Du bist deines individuellen Glückes Schmied, lautet denn auch die innere und äußere Unternehmensphilosophie des Konzerns Apple, der die Konkurrenz mit seinem Mythos in den Schatten gestellt hat. Und nirgendwo bist du dem Glück näher als bei Apple, sei es beim Erwerb und Gebrauch seiner Produkte oder wenn du gar zu den Besten der Besten gehörst, die in der Apple-Familie mitwirken dürfen:

Es gibt Arbeit und es gibt dein Lebenswerk. Die Art von Arbeit, die ihre Fingerabdrücke überall hinterlässt. Die Art von Arbeit, für die du keine Kompromisse eingehst. Für die du ein Wochenende opfern würdest. Genau diese Art von Arbeit kannst du bei Apple tun. Niemand kommt hierher, um auf Nummer sicher zu gehen. Alle kommen, um am tiefen Ende des Pools zu schwimmen. Sie wollen mit ihrer Arbeit einen Beitrag leisten. Zu etwas Großem. Zu etwas, das nirgendwo sonst passieren könnte. Willkommen bei Apple.
(S. 49) 

Im vorliegenden Buch geht es nicht um die Vorwürfe, die in der Vergangenheit gegen den Apple-Konzern erhoben worden sind, der gemessen an verschiedenen wirtschaftlichen Kennzahlen zu den größten Unternehmen der Welt gehört. Es kommen weder die Arbeitsbedingungen bei Auftragsfertigern in und aus Taiwan wie Foxconn, Quanta und Pegatron ausführlicher zur Sprache, wo Apple seine Produkte zum größten Teil unter fragwürdigen Bedingungen herstellen läßt, noch der Verdacht, daß der Konzern für sein in Irland angesiedeltes Europageschäft so gut wie keine Steuern bezahlt und deshalb nun auf Beschluß der EU-Kommission 13 Milliarden plus Zinsen nachzahlen soll. Nicht die Rede ist von der Kritik seitens Umweltschutzorganisationen oder der extremen innerbetrieblichen Geheimhaltung, die nicht zuletzt als kostenloses Marketingwerkzeug fungiert, indem es die Gerüchteküche vor der Einführung eines neuen Produkts schürt, doch mit einem Überwachungsregime erzwungen sein soll, das eine Kultur der Angst in der Belegschaft hervorrufe. Und ausgeblendet bleibt nicht zuletzt die massive Sammlung von Informationen über die Nutzer von Apple-Geräten.

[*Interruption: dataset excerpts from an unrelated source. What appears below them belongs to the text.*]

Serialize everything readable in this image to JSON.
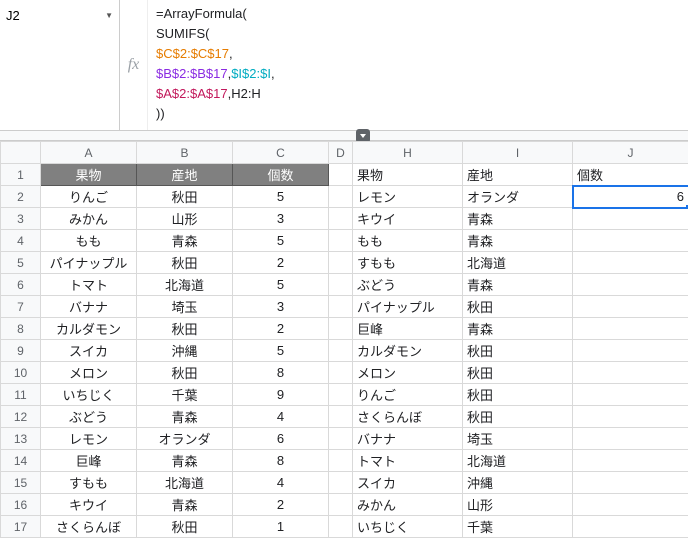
{
  "nameBox": "J2",
  "fx_label": "fx",
  "formula": {
    "line1_plain": "=ArrayFormula(",
    "line2_plain": "SUMIFS(",
    "line3_a": "$C$2:$C$17",
    "comma": ",",
    "line4_a": "$B$2:$B$17",
    "line4_b": "$I$2:$I",
    "line5_a": "$A$2:$A$17",
    "line5_b": "H2:H",
    "line6_plain": "))"
  },
  "columnLetters": [
    "A",
    "B",
    "C",
    "D",
    "H",
    "I",
    "J"
  ],
  "headers_left": {
    "fruit": "果物",
    "origin": "産地",
    "count": "個数"
  },
  "headers_right": {
    "fruit": "果物",
    "origin": "産地",
    "count": "個数"
  },
  "left_rows": [
    {
      "a": "りんご",
      "b": "秋田",
      "c": "5"
    },
    {
      "a": "みかん",
      "b": "山形",
      "c": "3"
    },
    {
      "a": "もも",
      "b": "青森",
      "c": "5"
    },
    {
      "a": "パイナップル",
      "b": "秋田",
      "c": "2"
    },
    {
      "a": "トマト",
      "b": "北海道",
      "c": "5"
    },
    {
      "a": "バナナ",
      "b": "埼玉",
      "c": "3"
    },
    {
      "a": "カルダモン",
      "b": "秋田",
      "c": "2"
    },
    {
      "a": "スイカ",
      "b": "沖縄",
      "c": "5"
    },
    {
      "a": "メロン",
      "b": "秋田",
      "c": "8"
    },
    {
      "a": "いちじく",
      "b": "千葉",
      "c": "9"
    },
    {
      "a": "ぶどう",
      "b": "青森",
      "c": "4"
    },
    {
      "a": "レモン",
      "b": "オランダ",
      "c": "6"
    },
    {
      "a": "巨峰",
      "b": "青森",
      "c": "8"
    },
    {
      "a": "すもも",
      "b": "北海道",
      "c": "4"
    },
    {
      "a": "キウイ",
      "b": "青森",
      "c": "2"
    },
    {
      "a": "さくらんぼ",
      "b": "秋田",
      "c": "1"
    }
  ],
  "right_rows": [
    {
      "h": "レモン",
      "i": "オランダ",
      "j": "6"
    },
    {
      "h": "キウイ",
      "i": "青森",
      "j": ""
    },
    {
      "h": "もも",
      "i": "青森",
      "j": ""
    },
    {
      "h": "すもも",
      "i": "北海道",
      "j": ""
    },
    {
      "h": "ぶどう",
      "i": "青森",
      "j": ""
    },
    {
      "h": "パイナップル",
      "i": "秋田",
      "j": ""
    },
    {
      "h": "巨峰",
      "i": "青森",
      "j": ""
    },
    {
      "h": "カルダモン",
      "i": "秋田",
      "j": ""
    },
    {
      "h": "メロン",
      "i": "秋田",
      "j": ""
    },
    {
      "h": "りんご",
      "i": "秋田",
      "j": ""
    },
    {
      "h": "さくらんぼ",
      "i": "秋田",
      "j": ""
    },
    {
      "h": "バナナ",
      "i": "埼玉",
      "j": ""
    },
    {
      "h": "トマト",
      "i": "北海道",
      "j": ""
    },
    {
      "h": "スイカ",
      "i": "沖縄",
      "j": ""
    },
    {
      "h": "みかん",
      "i": "山形",
      "j": ""
    },
    {
      "h": "いちじく",
      "i": "千葉",
      "j": ""
    }
  ]
}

Wer indessen miterleben will, wie es im Arbeitsalltag der Europazentrale von Apple in Hollyhill am Rande der irischen Kleinstadt Cork zugeht, wird in Daniela Kickls tagebuchartiger Berichterstattung aus sehr persönlicher Sicht eine durchaus unterhaltsam zu lesende und aufschlußreiche Erzählung vorfinden. Es handelt sich weder um eine wissenschaftliche Studie noch einen Undercover-Report, es werden keine kriminellen Praktiken aufgedeckt und keine Verantwortlichen namentlich angeprangert. Auch ist die Autorin keineswegs eine Kritikerin des Konzerns als solchem, wenngleich sie ihn an seinem eigenen Anspruch in Gestalt der Aussagen von Steve Jobs mißt. Nach dreijähriger Tätigkeit lautet ihre Bilanz: "Mir reicht es. So, wie es läuft, ist es falsch, und falsch bleibt falsch, auch wenn es zum Standard und zum System geworden ist." (S. 23)

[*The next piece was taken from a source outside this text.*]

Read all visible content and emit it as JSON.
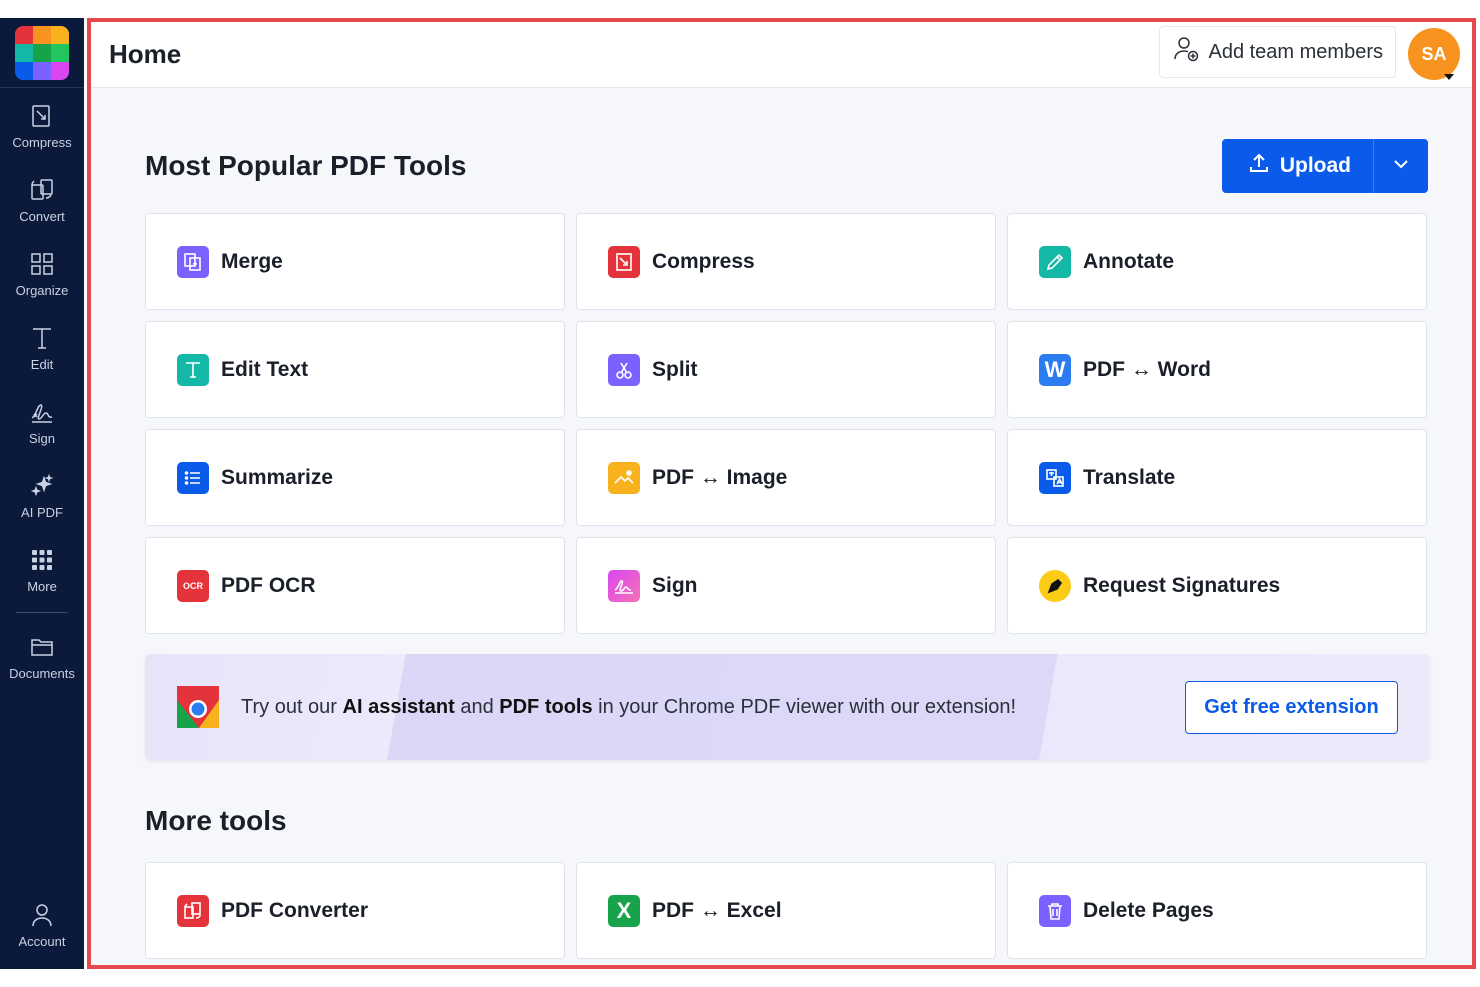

Die österreichische Informatikerin Daniela Kickl hat in verschiedenen IT-Jobs gearbeitet und ein Studium der Betriebswirtschaftslehre mit den Spezialgebieten Wirtschaftsinformatik sowie Personalmanagement in Wien abgeschlossen. Sie ist nicht nur mit Führungsaufgaben in der Branche vertraut, sondern war auch eigenen Angaben zufolge von Apple-Produkten stets sehr angetan. Daß sie von vornherein nicht einmal eine Skeptikerin war, sondern Apple hochschätzte, wertet den kritischen Gehalt der Erfahrungen während ihrer Arbeit von Juni 2014 bis März 2017 in Hollyhill keineswegs ab. Als Mitglied der IT-Community teilte sie in hohem Maße deren Denkweisen, Bezüge und Perspektiven, was den Prozeß ihrer zermürbenden Konfrontation mit dem internen System des Konzerns, das wiederum beispielgebend für innovatives Personalmanagement sein dürfte, um so aufschlußreicher macht. Wenngleich formal korrekt, beraube es Menschen ihrer Leben und Ziele, zerpflücke ihren Stolz und ihre Würde. Niemand zeige Erbarmen, wo diese Welt doch der Himmel sein sollte, wie die Popgruppe Queen in ihrem Song "Heaven for Everyone" (1988) sang.

Wie die Autorin schreibt, wußte sie natürlich von menschenverachtenden Zuständen bei asiatischen Firmen, der Selbstmordwelle unter Mitarbeitern der France Télécom wie überhaupt den üblen Arbeitsbedingungen in Callcentern. Dennoch habe sie das letzten Endes nicht wirklich berührt oder sie habe gedacht, daß man daran ohnehin nichts ändern könne. Was ihre Geschichte durchaus nachvollziehbar macht, ist ihr Eintauchen in eine Situation der Abhängigkeit und Zurichtung, in die selbst zu geraten sie zuvor ausgeschlossen hätte. Für Kundenbetreuung per Telefon überqualifiziert, nahm sie den Job sowohl aus persönlichen Gründen als auch aufgrund der in Aussicht gestellten Aufstiegsmöglichkeiten an, vor allem aber wegen des Namens Apple.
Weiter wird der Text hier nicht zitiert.